Centro Singular de Investigación en Química Biolóxica e Materiais Moleculares (CIQUS), Departamento de Química Orgánica, Universidade de Santiago de Compostela, Santiago de Compostela, 15782, Spain.
Chemistry. 2020 Nov 17;26(64):14765-14770. doi: 10.1002/chem.202003265. Epub 2020 Oct 12.
The inherent ability of peptides to self-assemble with directional and rationally predictable interactions has fostered a plethora of synthetic two-dimensional (2D) supramolecular biomaterials. However, the design of peptides with hierarchical assembly in different dimensions across mesoscopic lengths remains a challenging task. We here describe the structural exploration of a d/l-alternating cyclic octapeptide capable of assembling one-dimensional (1D) nanotubes in water, which subsequently pack laterally to form giant 2D nanosheets up to 500 μm long with a constant 3.2 nm thickness. Specific amino acid mutations allowed the mapping of structure-assembly relationships that determine 2D self-assembly. Nine peptide modifications were studied, revealing key features in the peptide sequence that nanosheets tolerated, while a total of three peptide variants included modifications that compromised their 2D arrangement. These lessons will serve as guide and inspiration for new 2D supramolecular peptide designs.
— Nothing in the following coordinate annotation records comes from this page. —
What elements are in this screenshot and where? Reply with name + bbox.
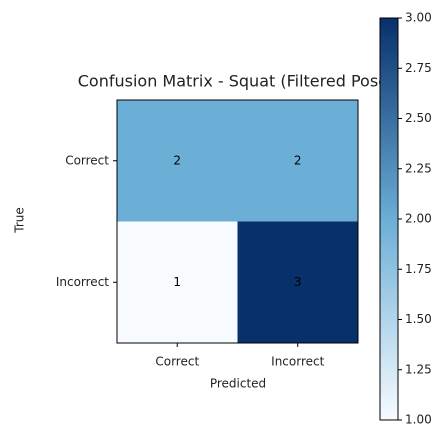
- x-tick-label: Incorrect: [271, 355, 324, 369]
- cell: [117, 221, 238, 343]
- cell-label: 1: [173, 275, 181, 289]
- colorbar-tick-label: 1.00: [405, 413, 432, 427]
- colorbar-tick-label: 1.25: [405, 362, 432, 376]
- cell-label: 2: [294, 153, 302, 167]
- plot-frame: [116, 99, 359, 344]
- x-tick-label: Correct: [155, 355, 199, 369]
- x-axis-label: Predicted: [210, 377, 266, 391]
- cell-label: 2: [173, 153, 181, 167]
- colorbar-tick-label: 2.00: [405, 212, 432, 226]
- colorbar-tick-label: 2.25: [405, 161, 432, 175]
- colorbar-tick-label: 3.00: [405, 11, 432, 25]
- cell: [117, 100, 238, 222]
- cell: [237, 221, 358, 343]
- y-axis-label: True: [13, 207, 27, 234]
- colorbar-tick-label: 2.75: [405, 61, 432, 75]
- cell-label: 3: [294, 275, 302, 289]
- colorbar-tick-label: 1.50: [405, 312, 432, 326]
- y-tick-label: Incorrect: [56, 275, 109, 289]
- chart-title: Confusion Matrix - Squat (Filtered Pose): [78, 72, 395, 91]
- colorbar-tick-label: 2.50: [405, 111, 432, 125]
- colorbar: [379, 17, 399, 421]
- colorbar-tick-label: 1.75: [405, 262, 432, 276]
- cell: [237, 100, 358, 222]
- y-tick-label: Correct: [65, 153, 109, 167]
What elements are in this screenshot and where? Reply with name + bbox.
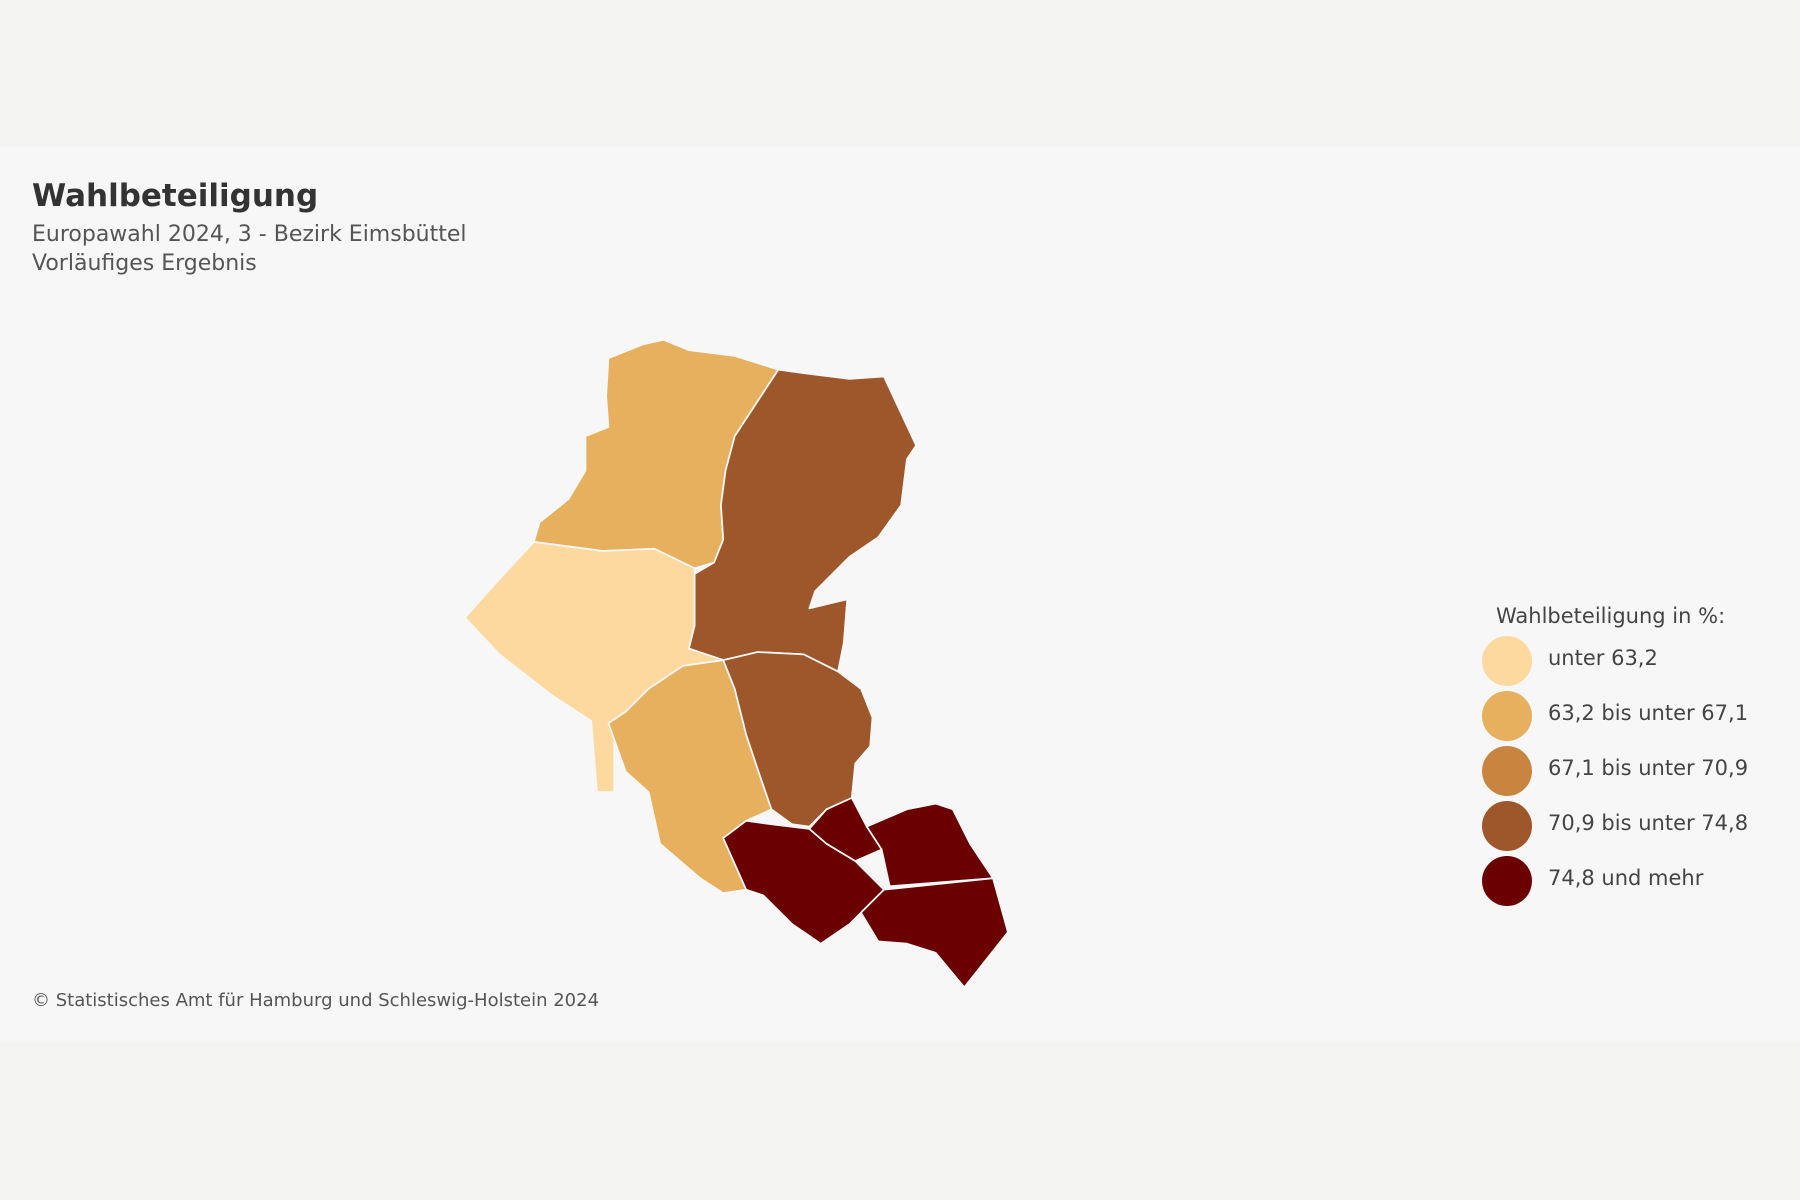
legend-label: 63,2 bis unter 67,1 bbox=[1548, 701, 1749, 725]
legend-swatch bbox=[1482, 691, 1532, 741]
note: Vorläufiges Ergebnis bbox=[32, 251, 257, 276]
title: Wahlbeteiligung bbox=[32, 178, 319, 214]
district bbox=[532, 338, 780, 570]
legend: Wahlbeteiligung in %: unter 63,2 63,2 bis… bbox=[1480, 600, 1780, 920]
legend-label: 70,9 bis unter 74,8 bbox=[1548, 811, 1749, 835]
legend-swatch bbox=[1482, 801, 1532, 851]
footer: © Statistisches Amt für Hamburg und Schl… bbox=[32, 990, 600, 1011]
district bbox=[865, 802, 994, 888]
legend-swatch bbox=[1482, 746, 1532, 796]
legend-swatch bbox=[1482, 636, 1532, 686]
district bbox=[860, 877, 1009, 989]
district bbox=[687, 368, 917, 673]
legend-title: Wahlbeteiligung in %: bbox=[1496, 604, 1726, 628]
subtitle: Europawahl 2024, 3 - Bezirk Eimsbüttel bbox=[32, 222, 467, 247]
legend-label: unter 63,2 bbox=[1548, 646, 1658, 670]
legend-swatch bbox=[1482, 856, 1532, 906]
legend-label: 67,1 bis unter 70,9 bbox=[1548, 756, 1749, 780]
legend-label: 74,8 und mehr bbox=[1548, 866, 1704, 890]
多肽具有自组装的固有能力,能够形成具有方向性和可预测性的相互作用,从而促进了大量的二维(2D)超分子生物材料的合成。然而,设计具有层次组装的多肽,使其在不同维度上跨越介观长度仍然是一项具有挑战性的任务。在这里,我们描述了一种 d/l-交替环状八肽的结构探索,该八肽能够在水中组装一维(1D)纳米管,然后侧向堆积形成长达 500 μm 的巨大 2D 纳米片,厚度恒定为 3.2 nm。特定的氨基酸突变允许对确定 2D 自组装的结构-组装关系进行映射。研究了 9 种肽修饰,揭示了肽序列中纳米片能够容忍的关键特征,而总共有 3 种肽变体包括了破坏其 2D 排列的修饰。这些经验教训将为新的 2D 超分子肽设计提供指导和启示。